Belfast Telegraph

Comment: Why constrained France's greatness is still in doubt despite World Cup glory

By Miguel Delaney

By the time the boisterous French squad finally emerged from the music-shaken walls of their Luzhniki dressing room, there were many questions for the new world champions, but one of the most elementary was about who had the honour of carrying that unique trophy.

It ended up being Raphael Varane, who didn’t so much carry it as protectingly cradle it.

It was a somewhat fitting image given how brilliant he’d been to the cast-iron defence that was so essential to France, but the images of the centre-half so assuredly heading balls away or effortlessly winning them back are not quite glamorous enough to fill the images when it comes to illustrating these World Cup winners in future.

Those will likely be the glorious strikes by Paul Pogba and Kylian Mbappe that fully settled the final of Russia 2018 against Croatia, after the refereeing calls that effectively decided it.

As to how they’ll be remembered, though, that’s a different story.

Because the real story as to why France are once more world champions is not the decisions, it is not the resilience, it is not Didier Deschamps’s tactics or even some supreme individual performances like those of Varane, N’Golo Kante, Pogba and — of course — Mbappe.

It is really about the collective structure that ensured these brilliant talents are brought together. Just like Spain and Germany before them, France are the latest wealthy well-populated western European country to mass-industrialise talent production.

That gives them an immense advantage, and by far the best squad in this World Cup bar Spain and Germany, who both endured freakishly bad tournaments.

And that does give rise to a genuine question about this French team’s legacy, and where they stand alongside sides like Spain 2010, Germany 2014 and all of their prestigious winning predecessors. Many might immediately say here that the ultimate answer to any question is that gold trophy, but that’s the point. It’s now been lifted, so the debate is over where it lifts them into the pantheon — how they’ll be remembered.

That is, of course, part of what makes the World Cup so prestigious, the gravitas of history that has gradually become even more pronounced because it is only every four years.

And that is also why this French side won’t look quite as superior in history as they did in this tournament.

Deschamps had by far the best squad and best attacking talent in the competition after the last 16, and yet he applied the approach of a small country that just don’t have such stars.

He played reactive, constrained football, that sought to suppress play rather than release it.

This isn’t even an aesthetic debate, although that is something that should come into it when we get to wider debates about legacy.

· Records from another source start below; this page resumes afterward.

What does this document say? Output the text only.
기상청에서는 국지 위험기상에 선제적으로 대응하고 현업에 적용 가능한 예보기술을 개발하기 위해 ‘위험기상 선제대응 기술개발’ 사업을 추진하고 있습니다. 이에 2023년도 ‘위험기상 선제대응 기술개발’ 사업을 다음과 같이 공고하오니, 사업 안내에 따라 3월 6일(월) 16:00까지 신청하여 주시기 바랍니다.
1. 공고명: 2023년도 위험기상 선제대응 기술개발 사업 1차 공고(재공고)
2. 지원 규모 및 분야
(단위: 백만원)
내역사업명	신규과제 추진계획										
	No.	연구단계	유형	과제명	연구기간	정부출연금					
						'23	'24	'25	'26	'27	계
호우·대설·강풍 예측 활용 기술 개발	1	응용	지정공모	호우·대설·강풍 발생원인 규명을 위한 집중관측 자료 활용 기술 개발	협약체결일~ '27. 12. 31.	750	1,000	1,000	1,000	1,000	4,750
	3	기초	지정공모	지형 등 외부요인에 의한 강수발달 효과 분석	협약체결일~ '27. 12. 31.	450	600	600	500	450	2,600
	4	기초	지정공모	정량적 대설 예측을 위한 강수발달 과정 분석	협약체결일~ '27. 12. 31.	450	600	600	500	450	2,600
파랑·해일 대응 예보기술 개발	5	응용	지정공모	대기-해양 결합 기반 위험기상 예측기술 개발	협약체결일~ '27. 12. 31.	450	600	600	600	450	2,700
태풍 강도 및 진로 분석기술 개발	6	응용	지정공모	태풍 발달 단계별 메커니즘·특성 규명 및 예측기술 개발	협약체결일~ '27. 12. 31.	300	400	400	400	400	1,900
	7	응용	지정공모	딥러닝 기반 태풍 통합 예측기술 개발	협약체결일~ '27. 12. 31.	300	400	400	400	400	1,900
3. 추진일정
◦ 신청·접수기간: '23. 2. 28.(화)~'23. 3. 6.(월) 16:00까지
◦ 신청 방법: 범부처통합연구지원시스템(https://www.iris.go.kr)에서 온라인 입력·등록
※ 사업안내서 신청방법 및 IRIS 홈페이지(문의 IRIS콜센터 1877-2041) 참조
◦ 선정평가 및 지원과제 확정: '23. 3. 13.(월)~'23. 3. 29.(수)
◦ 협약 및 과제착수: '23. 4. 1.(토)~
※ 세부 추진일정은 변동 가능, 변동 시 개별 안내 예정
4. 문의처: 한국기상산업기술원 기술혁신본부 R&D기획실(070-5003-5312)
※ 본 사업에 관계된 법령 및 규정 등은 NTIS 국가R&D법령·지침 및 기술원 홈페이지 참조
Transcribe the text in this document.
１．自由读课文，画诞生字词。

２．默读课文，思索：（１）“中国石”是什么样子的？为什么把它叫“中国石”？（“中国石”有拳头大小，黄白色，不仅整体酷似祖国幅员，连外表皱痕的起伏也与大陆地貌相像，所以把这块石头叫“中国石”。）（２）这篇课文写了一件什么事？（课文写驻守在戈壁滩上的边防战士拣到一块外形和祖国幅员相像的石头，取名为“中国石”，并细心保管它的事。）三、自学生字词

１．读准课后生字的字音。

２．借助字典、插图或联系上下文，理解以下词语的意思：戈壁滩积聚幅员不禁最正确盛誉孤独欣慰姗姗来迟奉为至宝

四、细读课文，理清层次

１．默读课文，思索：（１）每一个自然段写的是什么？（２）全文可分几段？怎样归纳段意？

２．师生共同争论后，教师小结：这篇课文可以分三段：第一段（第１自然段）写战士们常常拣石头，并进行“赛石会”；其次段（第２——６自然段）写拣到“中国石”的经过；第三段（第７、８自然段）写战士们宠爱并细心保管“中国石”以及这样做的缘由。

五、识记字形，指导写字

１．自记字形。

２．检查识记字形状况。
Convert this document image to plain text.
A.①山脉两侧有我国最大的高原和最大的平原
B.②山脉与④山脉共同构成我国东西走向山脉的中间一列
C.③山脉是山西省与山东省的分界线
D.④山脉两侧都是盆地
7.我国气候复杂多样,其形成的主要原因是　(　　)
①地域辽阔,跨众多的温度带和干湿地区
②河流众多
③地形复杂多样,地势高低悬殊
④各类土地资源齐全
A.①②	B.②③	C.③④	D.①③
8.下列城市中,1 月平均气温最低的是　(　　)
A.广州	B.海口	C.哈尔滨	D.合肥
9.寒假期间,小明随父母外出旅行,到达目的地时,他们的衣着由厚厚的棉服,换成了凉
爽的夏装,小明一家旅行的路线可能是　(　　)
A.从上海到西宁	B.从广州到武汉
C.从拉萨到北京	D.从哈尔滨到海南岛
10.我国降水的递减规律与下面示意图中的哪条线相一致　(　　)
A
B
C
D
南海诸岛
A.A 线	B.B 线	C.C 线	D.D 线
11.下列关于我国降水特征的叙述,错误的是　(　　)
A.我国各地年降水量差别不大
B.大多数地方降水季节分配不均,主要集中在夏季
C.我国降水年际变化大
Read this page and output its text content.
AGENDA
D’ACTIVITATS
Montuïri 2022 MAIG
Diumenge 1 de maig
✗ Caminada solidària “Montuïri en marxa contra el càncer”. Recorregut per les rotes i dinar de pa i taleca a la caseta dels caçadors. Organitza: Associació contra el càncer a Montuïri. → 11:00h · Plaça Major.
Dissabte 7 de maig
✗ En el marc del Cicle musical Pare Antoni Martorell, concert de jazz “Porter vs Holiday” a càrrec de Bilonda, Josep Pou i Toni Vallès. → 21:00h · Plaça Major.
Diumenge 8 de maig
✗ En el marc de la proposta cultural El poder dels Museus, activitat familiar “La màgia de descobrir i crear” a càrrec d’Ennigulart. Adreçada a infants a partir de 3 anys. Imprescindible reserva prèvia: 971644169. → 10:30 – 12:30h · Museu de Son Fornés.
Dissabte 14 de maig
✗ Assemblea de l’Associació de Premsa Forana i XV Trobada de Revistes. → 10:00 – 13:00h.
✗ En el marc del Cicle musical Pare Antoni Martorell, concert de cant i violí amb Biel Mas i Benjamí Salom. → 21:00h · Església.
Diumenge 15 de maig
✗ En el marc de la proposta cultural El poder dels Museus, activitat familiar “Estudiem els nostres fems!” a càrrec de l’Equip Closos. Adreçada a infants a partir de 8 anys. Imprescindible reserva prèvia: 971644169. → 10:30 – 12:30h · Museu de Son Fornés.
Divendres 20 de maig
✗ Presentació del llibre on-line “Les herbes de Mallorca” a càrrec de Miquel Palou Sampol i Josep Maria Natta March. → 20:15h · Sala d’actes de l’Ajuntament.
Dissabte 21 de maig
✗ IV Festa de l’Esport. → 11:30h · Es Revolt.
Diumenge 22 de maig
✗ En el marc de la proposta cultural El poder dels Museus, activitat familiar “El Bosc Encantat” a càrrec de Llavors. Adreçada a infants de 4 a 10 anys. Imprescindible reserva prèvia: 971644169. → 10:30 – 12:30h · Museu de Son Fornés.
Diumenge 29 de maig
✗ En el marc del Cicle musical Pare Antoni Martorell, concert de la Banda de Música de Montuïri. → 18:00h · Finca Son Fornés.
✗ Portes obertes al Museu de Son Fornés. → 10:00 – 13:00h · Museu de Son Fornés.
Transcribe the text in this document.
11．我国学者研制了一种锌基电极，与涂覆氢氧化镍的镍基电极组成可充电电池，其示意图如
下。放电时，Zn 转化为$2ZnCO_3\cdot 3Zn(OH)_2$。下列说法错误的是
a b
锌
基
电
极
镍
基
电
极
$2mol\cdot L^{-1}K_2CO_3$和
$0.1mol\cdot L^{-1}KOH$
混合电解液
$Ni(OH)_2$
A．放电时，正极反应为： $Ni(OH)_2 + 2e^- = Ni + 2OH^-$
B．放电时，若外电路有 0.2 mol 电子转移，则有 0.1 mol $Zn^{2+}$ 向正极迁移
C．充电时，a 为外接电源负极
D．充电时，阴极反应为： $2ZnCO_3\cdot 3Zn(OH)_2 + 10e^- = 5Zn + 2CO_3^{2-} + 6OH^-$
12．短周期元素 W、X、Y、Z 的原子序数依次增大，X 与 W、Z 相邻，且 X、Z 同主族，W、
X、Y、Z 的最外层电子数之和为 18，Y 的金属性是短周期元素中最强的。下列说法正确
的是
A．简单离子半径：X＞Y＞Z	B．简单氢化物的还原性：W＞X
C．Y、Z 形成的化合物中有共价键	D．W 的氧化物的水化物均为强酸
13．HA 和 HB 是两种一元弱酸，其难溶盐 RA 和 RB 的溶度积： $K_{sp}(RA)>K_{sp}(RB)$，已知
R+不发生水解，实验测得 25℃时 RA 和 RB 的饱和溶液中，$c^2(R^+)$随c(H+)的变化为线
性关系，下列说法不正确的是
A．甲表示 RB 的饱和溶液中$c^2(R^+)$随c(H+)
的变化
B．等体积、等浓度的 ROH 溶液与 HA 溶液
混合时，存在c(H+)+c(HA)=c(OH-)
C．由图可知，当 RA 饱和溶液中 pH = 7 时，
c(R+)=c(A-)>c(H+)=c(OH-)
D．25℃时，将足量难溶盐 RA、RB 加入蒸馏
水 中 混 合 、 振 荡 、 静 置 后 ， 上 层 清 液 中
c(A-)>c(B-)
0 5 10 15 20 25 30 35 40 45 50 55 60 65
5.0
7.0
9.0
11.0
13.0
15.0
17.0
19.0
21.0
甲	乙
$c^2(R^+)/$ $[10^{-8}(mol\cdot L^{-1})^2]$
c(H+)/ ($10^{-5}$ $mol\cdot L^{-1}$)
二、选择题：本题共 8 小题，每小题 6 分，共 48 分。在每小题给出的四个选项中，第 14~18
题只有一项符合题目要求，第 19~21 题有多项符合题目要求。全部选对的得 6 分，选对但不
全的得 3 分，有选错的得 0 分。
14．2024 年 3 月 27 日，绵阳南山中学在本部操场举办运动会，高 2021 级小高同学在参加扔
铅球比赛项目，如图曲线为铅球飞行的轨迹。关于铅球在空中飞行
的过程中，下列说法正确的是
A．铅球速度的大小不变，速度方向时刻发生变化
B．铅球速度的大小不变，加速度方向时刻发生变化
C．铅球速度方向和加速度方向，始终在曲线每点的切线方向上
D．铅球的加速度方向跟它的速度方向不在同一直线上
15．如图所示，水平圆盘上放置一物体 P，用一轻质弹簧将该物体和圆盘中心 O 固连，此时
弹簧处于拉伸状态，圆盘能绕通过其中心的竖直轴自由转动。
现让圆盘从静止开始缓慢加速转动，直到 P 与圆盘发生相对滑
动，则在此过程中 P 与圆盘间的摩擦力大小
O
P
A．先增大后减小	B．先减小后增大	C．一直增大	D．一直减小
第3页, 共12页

It’s just how else do you describe a final when it was the team from a country of just over 4m people that played all the football, and at one point had 61% possession? That is as relevant as the fact they didn’t need extra-time in a single knock-out match, especially when they have a squad as resoundingly brilliant as this.

“France didn’t play football,” Dejan Lovren argued, echoing the Belgian players. “They waited for their chance and they scored. They had their one tactic and you have to respect it. They played every game of the tournament like that.”

For comparison, no one came out like Croatia did — or like Argentina did in the last 16 — against Spain 2010, because they so feared what they could do to them in attack. And when teams did try this against Germany 2014, as Portugal did, they got eviscerated.

That does point to a big difference between these world champions, and why it feels like there is still some difference between the constrained standard of France’s football and the standard their players are capable of; why their legacy doesn’t feel like it will be that far-reaching.

Spain had such a supremely defined idea of how to play that they came to symbolise an entire tactical era of proactive football, while the Germans took that on while adding their own elements.

There wasn’t either of that with France, and it’s hard to say whether Deschamps actually had a tactical idea at all, let alone the kind of grandiose idea that really makes a legacy; that really makes you remembered; that really echoes in the game. How would you describe his approach?

It was essentially keep things compact and concretely secure through defence and midfield, while letting Griezmann float and Mbappe run.

And that meant that, as exhilarating as Mbappe was, and as brilliant as Pogba’s goal was, more illustrative of France’s entire approach was Pogba winning headers rather than this game and their defence giving up so little.

Try, for example, to pick their player of the tournament. The exacting destruction of Raphael Varane and Kante were as important — if not more — than the excitement of Mbappe.

It was, of course, effective… but there was nothing special about it, nothing that transcended this triumph.

There was nothing even really new about it, since it was very similar to what we saw in 1998 under Aime Jacquet without the co-ordination in attacking midfield, and that is doubtless where Deschamps got the idea. He just continued what he knew.

But that does raise another point about France, why their legacy may not be complete, and why they might yet rise more.

Although France had mostly won the World Cup through doggedness and resilience in 1998, the confidence and assurance that came from that victory did see a huge release for Euro 2000, to the point there was a quantum leap in their play. That side did then become one of the best ever.

Similar may well happen here, especially given their youth and given that the pain of Euro 2016 undeniably influenced everything at Russia 2018.

That defeat is now consigned in the past. The present is the most prestigious victory of all. The future should be now about properly embellishing that place in history.